Aree verdi e parchi urbani a Roma dedicati alle vittime degli anni di piombo

Torna per il terzo anno consecutivo “La giustizia adotta la scuola“. Il progetto è promosso dalla Fondazione Vittorio Occorsio (sostituto procuratore della Repubblica assassinato dal gruppo terroristico Ordine Nuovo nel 1976) e unisce il tema della legalità a quello della sostenibilità ambientale. Attraverso le aree verdi si punta a sensibilizzare i ragazzi su argomenti come il terrorismo e la criminalità organizzata. Temi che hanno caratterizzato gli anni Settanta e Ottanta ed evitare che la lotta armata e la violenza degli anni di Piombo finiscano nel dimenticatoio.

Per questo motivo a Roma arriva la Giornata cittadina per la legalità ambientale. Un’iniziativa per dedicare, sviluppando un percorso della memoria, aree verdi e parchi urbani proprio alle vittime di quel periodo. Ha dichiarato in merito il sindaco della Capitale Roberto Gualtieri:

Questo progetto dà un contributo importante perché parte dalle scuole che sono il pilastro della nostra società. Avere legato il tema dell’ambiente a quello della legalità credo sia particolarmente opportuno, perché ridurre le emissioni e proteggere i beni ambientali è una delle sfide più importanti del nostro futuro.

La giustizia adotta la scuola: anni di piombo, aree verdi per la memoria

Ma come si svolge l’iniziativa La giustizia adotta la scuola?
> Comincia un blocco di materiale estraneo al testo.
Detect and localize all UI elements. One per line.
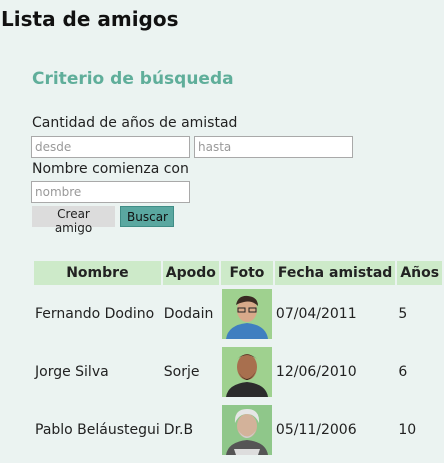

Cento Istituti partecipano al progetto per conoscere la vita delle vittime degli anni di Piombo grazie alla collaborazione tra fondazione Vittorio Occorsio e Ministero dell’Istruzione. A ogni classe viene affiancato un tutor (magistrato o componente dell’Arma dei Carabinieri o della Polizia di Stato) e prende in esame una figura, analizzando la storia e il motivo della morte, poi si prepara un elaborato multimediale in ricordo di quel personaggio. Alla fine gli studenti incontrano i familiari della vittima oppure le persone che al tempo si erano occupate dell’indagine.

Roma è una città che non vuole dimenticare le sue vittime innocenti, non a caso proprio qualche giorno fa è stata organizzata una pedalata della Memoria per il rastrellamento del Ghetto. Studiare il passato per capire il presente, questo l’obiettivo principale dell’iniziativa. Come ha aggiunto la consigliera di Roma Capitale Giulia Tempesta, con un post nella sua pagina ufficiale di Facebook:

Sono intervenuti tante studentesse e studenti di scuole non solo romane. L’iniziativa nasce della volontà di sensibilizzare i giovani ai temi della memoria delle vittime del terrorismo e della criminalità organizzata degli anni ’70 e ’80. Per farlo, il progetto promuove nuove forme di cittadinanza attiva, al fine di stimolare le nuove generazioni ai temi della legalità e dell’ecologia.